La città dell’Havana ha un’estensione notevolissima, con edifici di assoluto pregio che ricoprono chilometri e chilometri del malecon (il lungomare). Dal centro storico fino a Miramar, la linea costiera dell’Havana è un susseguirsi di architetture coloniali e post-coloniali, con picchi di eccellenza rappresentati dalle meravigliose ville dei primi del novecento, costruite dai dignitari locali (foraggiati dagli statunitensi?). Essì perché gli USA, prima di Fidel Castro, praticamente possedevano l’isola con centinaia di imprese che producevano e commercializzavano canna da zucchero, caffè, tabacco, rum, ecc. in tutto il mondo… poi è arrivato Fidel, appunto, che per mano del suo Ministro dell’Industria – indovinate un po’ chi fosse fino al 1966, data della sua morte in Bolivia?
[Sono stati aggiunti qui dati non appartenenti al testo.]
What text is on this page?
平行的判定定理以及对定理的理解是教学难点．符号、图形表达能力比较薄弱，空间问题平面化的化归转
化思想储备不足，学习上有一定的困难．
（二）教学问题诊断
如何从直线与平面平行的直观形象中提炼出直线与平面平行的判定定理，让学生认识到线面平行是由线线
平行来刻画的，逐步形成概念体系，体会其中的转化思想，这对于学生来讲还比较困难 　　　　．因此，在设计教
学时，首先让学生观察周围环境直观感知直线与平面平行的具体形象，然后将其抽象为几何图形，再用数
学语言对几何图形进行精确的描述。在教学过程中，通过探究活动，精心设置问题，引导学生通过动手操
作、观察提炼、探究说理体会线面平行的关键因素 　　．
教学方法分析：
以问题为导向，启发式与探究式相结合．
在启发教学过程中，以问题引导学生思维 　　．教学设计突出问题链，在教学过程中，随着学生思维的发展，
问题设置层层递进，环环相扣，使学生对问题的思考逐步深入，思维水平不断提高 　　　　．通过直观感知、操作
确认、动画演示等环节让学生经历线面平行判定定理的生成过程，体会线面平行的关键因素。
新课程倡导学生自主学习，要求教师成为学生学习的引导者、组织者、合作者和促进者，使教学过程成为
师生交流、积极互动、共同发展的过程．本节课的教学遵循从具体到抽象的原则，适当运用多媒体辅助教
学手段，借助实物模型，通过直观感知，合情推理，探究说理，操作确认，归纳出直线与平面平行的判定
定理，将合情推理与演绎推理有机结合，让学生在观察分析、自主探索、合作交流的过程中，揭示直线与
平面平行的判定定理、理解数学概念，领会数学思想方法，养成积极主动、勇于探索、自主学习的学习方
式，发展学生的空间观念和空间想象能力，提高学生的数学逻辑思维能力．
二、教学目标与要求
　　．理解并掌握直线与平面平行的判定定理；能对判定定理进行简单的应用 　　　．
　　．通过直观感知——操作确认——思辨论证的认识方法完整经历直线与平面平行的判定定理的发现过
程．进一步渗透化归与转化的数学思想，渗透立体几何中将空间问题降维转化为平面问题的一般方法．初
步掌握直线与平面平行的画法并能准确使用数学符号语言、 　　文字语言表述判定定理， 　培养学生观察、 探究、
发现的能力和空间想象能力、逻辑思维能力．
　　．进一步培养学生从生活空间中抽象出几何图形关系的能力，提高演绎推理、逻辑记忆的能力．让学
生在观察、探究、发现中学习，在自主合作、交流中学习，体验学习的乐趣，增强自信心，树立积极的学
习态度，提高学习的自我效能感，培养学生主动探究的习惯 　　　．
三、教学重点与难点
Un tale di nome Ernesto Che Guevara… – le ha nazionalizzate tutte, una a una, a blocchi di qualche centinaia. Ora, si capisce, l’America non ci sta, e passo dopo passo, di crisi in crisi (dalla “baia dei porci” alla “crisi dei missili”, quest’ultima ha fatto sfiorare al mondo la terza guerra mondiale, sotto la presidenza Kennedy del 1961-62) i rapporti fra Cuba e Stati Uniti vanno in pezzi. E’ vero anche che la Cuba di Batista, il dittatore imposto dagli USA e dalla mafia, che governava Cuba prima della Rivoluzione, non fosse proprio una società benefica e filantropa, e che tali imprese
avevano “forse” qualche piccolo vantaggio di ordine istituzionale; si insomma, molte imprese erano americane perché il governo fantoccio cubano favoriva i rapporti commerciali con gli Stati Uniti. Tant’è: certo che se si torna indietro alla notte dei tempi con queste analisi – cosa era di chi, chi ne ha diritto ora, ecc. ecc. – non se ne caverebbe un ragno da un buco, e ne sono testimoni tanti conflitti nel mondo, ad iniziare da quello fra Palestinesi ed Israeliani.
Una riflessione ulteriore che mi sembra importante, e riguarda un pregiudizio. Prima di partire mi ero fatto l’idea che avrei visto un Paese simile, per architettura e cultura, a quelli della cortina di ferro, alla Germania Est, alla Polonia o all’Ungheria. Stessi edifici mal progettati letteralmente “buttati” all’interno del tessuto storico o smarginati in campagna a formare periferie deprimenti. Ambienti interni molto freddi e male organizzati, con una malinconia di fondo propria dei paesi autoritari. Con mia grande sorpresa mi sono dovuto ricredere. Il sole tropicale e una radicata cultura musicale
hanno cucinato un comunismo dalla faccia più accogliente, meno rigorosa, più domestica. La stessa propaganda politica che si manifesta in ogni luogo, in particolare lungo le vie di accesso alle città ed ai villaggi, è stata rappresentata con una grafica del tutto autonoma, che ha conciliato il marxismo-leninismo con una matrice locale fatta di ruralità e buonumore. Quasi mai il regime si rappresenta con delle fotografie di persone e di cose, piuttosto con dei disegni che esprimono la fisionomia di eroi che potrebbero essere dei vicini di casa o dei contadini intenti ad impartire ordini gutturali a dei buoi (certo con il mitra in spalla!). Colori vivi, primari, gesti semplici, barbone lunghe o baffi scolpiti
su volti alla Tex Willer, sono parte del paesaggio stradale cubano e dei muri delle case; mai un commento da parte di qualcuno, probabilmente a loro fanno lo stesso effetto della pubblicità commerciale per noi, acqua fresca! Questa grafica elementare ha ingentilito il volto del regime e lo ha avvicinato ai cubani, facendolo immedesimare nei sogni nazionali di un popolo che oggi appare molto differente, nei modi e nei costumi estremamente civilizzati, dai cugini dell’America Latina.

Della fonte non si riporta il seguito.